Micah, as the mouthpiece of God, gives Jerusalem the bad news. He opens with “Therefore, the LORD says,” a common way to introduce a divine oracle. And what the LORD says is this:
“I am planning disaster against this people,
from which you cannot save yourselves.
You will no longer walk proudly,
for it will be a time of calamity.” (Mic 2:3)
The arrogant aren’t the only ones who make plans; God makes plans, too, and his plan for them is disaster. The Hebrew suggests not only that they won’t be able to save themselves, but that they won’t be able to save their “necks.” Whereas now they’re able to strut and crow about their accomplishments, that time is coming to an end. Indeed, they will become an object of ridicule:
“In that day people will ridicule you;
they will taunt you with this mournful song:
‘We are utterly ruined;
my people’s possession is divided up.
He takes it from me!
He assigns our fields to traitors.'” (vs. 4)
The wording suggests that these formerly proud people will become proverbial in their downfall, as when parents tell their children cautionary tales, wagging their fingers and warning, “Don’t you be like so-and-so. You know what happened to him.” The Hebrew also says that people will, literally, “lament with a bitter lamentation” — but translators take this as a “taunt” in part because of the way it sounds in Hebrew, which would be something like, “Nah-hah, neh-hee, nee-yah.”
English translation? Nyaah, nyaah, nyaah.
People will even mock the way the powerful and arrogant mourn their fate, as if they were to cry out, “Ah, woe is me! We’re ruined, ruined! God has taken away our inheritance, taken away what’s mine! He has taken our fields and given them away to traitors.”
Wait…”our” fields? “Our” inheritance? Wasn’t Micah’s accusation that they were defrauding other people of their inheritance? It may be an indication of how deep the corruption has gone — they have used their power to oppress and cheat others, but when the bill comes due for their wickedness, they believe that they themselves are the ones being wronged.
There’s some difference of opinion regarding who the “traitors” are. Did someone sell them out? Are they referring to the lowly people who will be left in the land while they get deported? Is it the invading Babylonians themselves?
Who knows? But to me, this may just be another indication of how their self-righteous arrogance and moral blindness will be mocked by others after they’ve been dragged away to Babylon.
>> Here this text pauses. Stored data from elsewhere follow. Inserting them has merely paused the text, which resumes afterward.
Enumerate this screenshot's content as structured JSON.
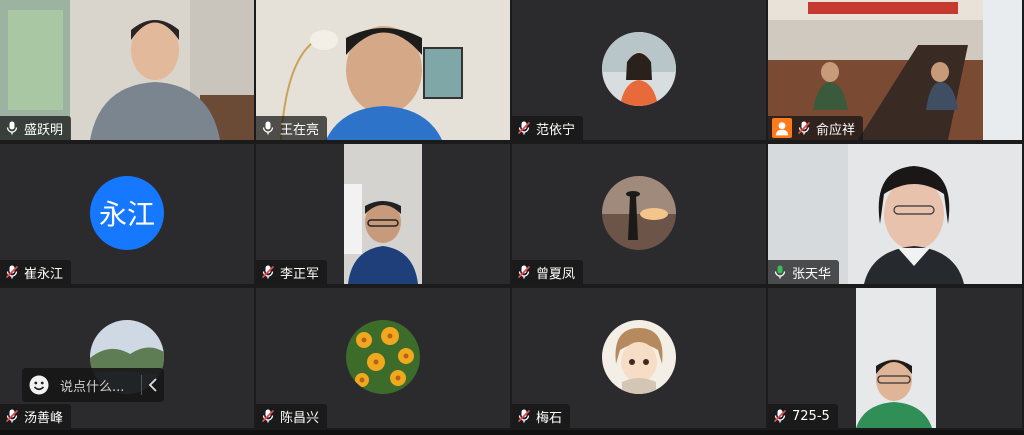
{
  "participants": [
    {
      "name": "盛跃明",
      "mic": "on"
    },
    {
      "name": "王在亮",
      "mic": "on"
    },
    {
      "name": "范依宁",
      "mic": "muted"
    },
    {
      "name": "俞应祥",
      "mic": "muted",
      "host": true
    },
    {
      "name": "崔永江",
      "mic": "muted",
      "avatar_text": "永江"
    },
    {
      "name": "李正军",
      "mic": "muted"
    },
    {
      "name": "曾夏凤",
      "mic": "muted"
    },
    {
      "name": "张天华",
      "mic": "on",
      "speaking": true
    },
    {
      "name": "汤善峰",
      "mic": "muted"
    },
    {
      "name": "陈昌兴",
      "mic": "muted"
    },
    {
      "name": "梅石",
      "mic": "muted"
    },
    {
      "name": "725-5",
      "mic": "muted"
    }
  ],
  "chat": {
    "placeholder": "说点什么..."
  },
  "colors": {
    "speaking_border": "#35c05a",
    "avatar_blue": "#1677ff",
    "host_badge": "#ff7a1a",
    "muted_red": "#e5484d"
  }
}
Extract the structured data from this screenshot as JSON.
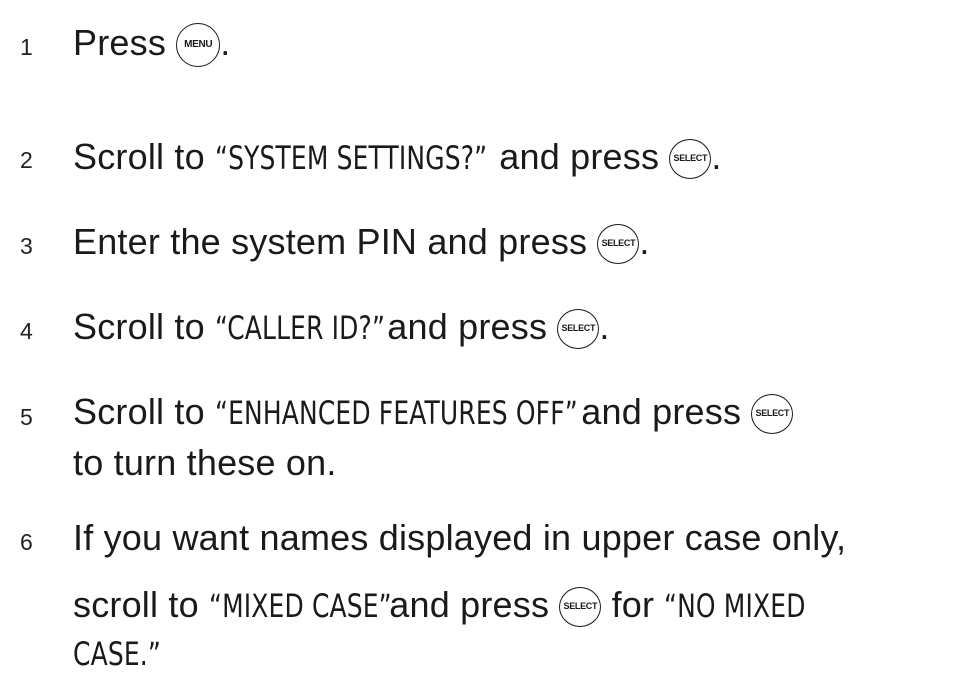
{
  "steps": [
    {
      "number": "1",
      "parts": [
        "Press",
        "MENU",
        "."
      ]
    },
    {
      "number": "2",
      "parts": [
        "Scroll to",
        "“SYSTEM SETTINGS?”",
        "and press",
        "SELECT",
        "."
      ]
    },
    {
      "number": "3",
      "parts": [
        "Enter the system PIN and press",
        "SELECT",
        "."
      ]
    },
    {
      "number": "4",
      "parts": [
        "Scroll to",
        "“CALLER ID?”",
        "and press",
        "SELECT",
        "."
      ]
    },
    {
      "number": "5",
      "parts": [
        "Scroll to",
        "“ENHANCED FEATURES OFF”",
        "and press",
        "SELECT",
        "to turn these on."
      ]
    },
    {
      "number": "6",
      "parts": [
        "If you want names displayed in upper case only,",
        "scroll to",
        "“MIXED CASE”",
        "and press",
        "SELECT",
        "for",
        "“NO MIXED",
        "CASE.”"
      ]
    }
  ]
}
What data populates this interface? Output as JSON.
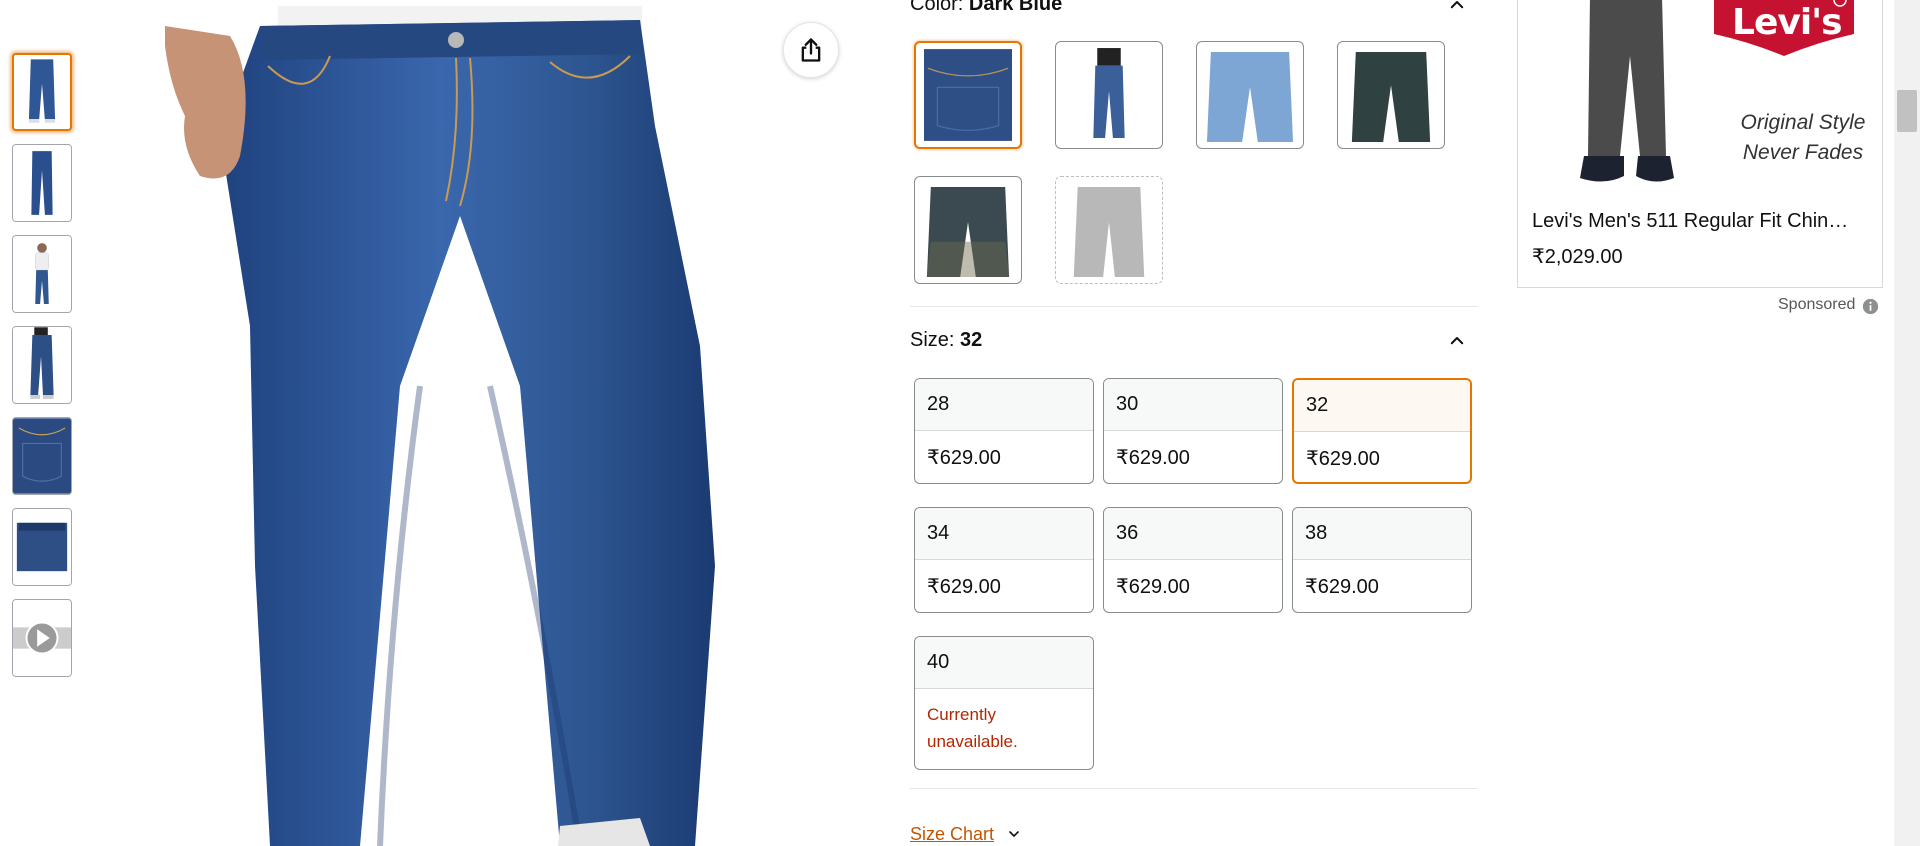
{
  "color": {
    "label": "Color: ",
    "value": "Dark Blue",
    "swatch_count": 6,
    "selected_index": 0,
    "unavailable_index": 5
  },
  "size": {
    "label": "Size: ",
    "value": "32",
    "options": [
      {
        "size": "28",
        "price": "₹629.00"
      },
      {
        "size": "30",
        "price": "₹629.00"
      },
      {
        "size": "32",
        "price": "₹629.00"
      },
      {
        "size": "34",
        "price": "₹629.00"
      },
      {
        "size": "36",
        "price": "₹629.00"
      },
      {
        "size": "38",
        "price": "₹629.00"
      },
      {
        "size": "40",
        "unavailable": "Currently unavailable."
      }
    ],
    "selected_size": "32"
  },
  "size_chart": {
    "label": "Size Chart"
  },
  "ad": {
    "brand": "Levi's",
    "tagline": "Original Style Never Fades",
    "title": "Levi's Men's 511 Regular Fit Chin…",
    "price": "₹2,029.00",
    "sponsored_label": "Sponsored"
  },
  "icons": {
    "share": "share-icon",
    "collapse": "chevron-up-icon",
    "info": "info-icon",
    "play": "play-icon"
  },
  "colors": {
    "accent_selected": "#e77600",
    "link": "#c45500",
    "unavailable_text": "#b12704",
    "levis_red": "#c41230"
  }
}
Micah ends the oracle with a solemn declaration: “Therefore you will have no one in the assembly of the LORD to divide the land by lot” (Mic 2:5). There are different ways to take this. Eugene Peterson, for example, reads it as a reference to the heavenly court where God presides, with the message being, “There will be no one to defend you before God.”
But others take this as a reference to some ceremonial redistribution of the land. If that’s what’s meant, then the message is more like, “You spent so much time and energy grabbing what land you could. And now, when the people gather to redistribute it, no one will be watching out for your interests.”
How the mighty, the powerful, the proud, the arrogant have fallen. Somewhere, somehow, they lost sight of the fact that the land belonged to the LORD, that their true “inheritance” was not a plot of earth but a relationship with the God who called them to be a just and righteous people.
So what Micah would ask us, I think, is “What inheritance do you care about?”